Canna yellow streak virus is widespread in this country and Europe and Keith had left a plant exhibiting the disease so that visitors could find out about it. Keith describes it as yellow streaks running along the leaf veins about 3mm wide and pointed at each end. Sometimes a streak is broken in the middle which then presents as two wedges back to back. Often the leaf is also quite speckled. Keith controls the problem in his plants by buying a special compost, mixed to his recipe and containing a systemic insecticide to target aphids, carriers of the virus. This plant was destined for destruction at the end of the Open Weekend.
Keith was responsible for the clarification of the naming of C.’Durban’/'Phasion’. Having grown ‘Durban’ for a few years he recognised the plant being sold as ‘Phasion’ (with Plant Breeders Rights) as the same plant. With evidence from many sources including photographs from a prize-winning Hampton Court display predating the PBR award date, Keith took his case to the Community Plant Variety Office responsible for the awarding of PBR in Angers France and won.

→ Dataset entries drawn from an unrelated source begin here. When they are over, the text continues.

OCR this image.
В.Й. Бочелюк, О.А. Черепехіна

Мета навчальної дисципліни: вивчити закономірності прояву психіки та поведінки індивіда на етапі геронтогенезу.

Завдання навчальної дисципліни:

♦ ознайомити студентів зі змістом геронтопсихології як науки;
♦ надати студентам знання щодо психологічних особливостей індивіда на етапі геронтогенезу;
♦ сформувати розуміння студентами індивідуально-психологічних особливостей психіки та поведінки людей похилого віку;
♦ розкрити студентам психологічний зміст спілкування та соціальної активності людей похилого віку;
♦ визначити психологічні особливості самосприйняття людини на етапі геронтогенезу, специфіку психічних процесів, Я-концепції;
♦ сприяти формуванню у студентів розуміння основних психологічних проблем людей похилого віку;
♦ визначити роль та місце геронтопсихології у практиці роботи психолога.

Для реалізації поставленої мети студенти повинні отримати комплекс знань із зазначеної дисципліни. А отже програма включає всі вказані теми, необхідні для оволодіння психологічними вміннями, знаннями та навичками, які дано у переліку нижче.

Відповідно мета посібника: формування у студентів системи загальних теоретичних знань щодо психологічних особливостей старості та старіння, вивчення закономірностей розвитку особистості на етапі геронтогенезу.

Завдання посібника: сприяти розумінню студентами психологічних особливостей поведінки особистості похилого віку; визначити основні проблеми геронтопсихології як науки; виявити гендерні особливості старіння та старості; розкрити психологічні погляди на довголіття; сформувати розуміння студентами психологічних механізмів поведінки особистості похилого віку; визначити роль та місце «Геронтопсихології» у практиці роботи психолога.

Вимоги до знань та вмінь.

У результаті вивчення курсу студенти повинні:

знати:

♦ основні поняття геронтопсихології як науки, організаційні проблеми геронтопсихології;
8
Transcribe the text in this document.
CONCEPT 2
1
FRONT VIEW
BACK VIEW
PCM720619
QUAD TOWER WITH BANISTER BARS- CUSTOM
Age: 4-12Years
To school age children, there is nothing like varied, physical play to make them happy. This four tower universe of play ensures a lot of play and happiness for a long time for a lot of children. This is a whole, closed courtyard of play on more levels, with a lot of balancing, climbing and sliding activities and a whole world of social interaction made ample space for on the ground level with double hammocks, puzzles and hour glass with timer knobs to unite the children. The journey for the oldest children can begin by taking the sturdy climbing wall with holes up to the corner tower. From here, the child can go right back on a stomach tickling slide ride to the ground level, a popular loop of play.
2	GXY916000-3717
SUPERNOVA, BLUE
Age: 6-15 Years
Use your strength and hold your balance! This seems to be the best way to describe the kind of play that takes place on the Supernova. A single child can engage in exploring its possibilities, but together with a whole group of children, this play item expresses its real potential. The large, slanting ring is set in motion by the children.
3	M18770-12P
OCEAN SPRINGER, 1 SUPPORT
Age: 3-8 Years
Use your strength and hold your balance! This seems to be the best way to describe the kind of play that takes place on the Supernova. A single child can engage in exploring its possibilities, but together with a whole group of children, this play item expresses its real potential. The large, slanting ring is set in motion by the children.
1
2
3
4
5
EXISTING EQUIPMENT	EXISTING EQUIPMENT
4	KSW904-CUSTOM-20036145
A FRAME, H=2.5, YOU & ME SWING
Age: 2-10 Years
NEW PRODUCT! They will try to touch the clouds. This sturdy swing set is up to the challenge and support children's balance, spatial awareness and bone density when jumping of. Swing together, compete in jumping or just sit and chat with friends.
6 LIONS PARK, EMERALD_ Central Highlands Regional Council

I particularly liked the variety of leaf colour on C. ‘Cleopatra’. Some plants come up with completely dark foliage and others with stripes.
And for a flower delicate both in colour and form – C. ‘Panache’
There is a series of Aquatic Cannas, which can tolerate their roots in water, named after famous ships – C. ‘Ra’ afer Thor Heyerdahl’s boats used to cross the Atlantic and C. ‘Endeavour’ after Captain Cook’s command in his exploration of the Pacific. C. ‘Erebus’ and ‘Taney’ are named after ships used in the Anglo-American War of 1812 and at Pearl Harbour respectively.
Local and friend Jim Ranger bred C. ‘Golden Orb’ and was visiting the Collection.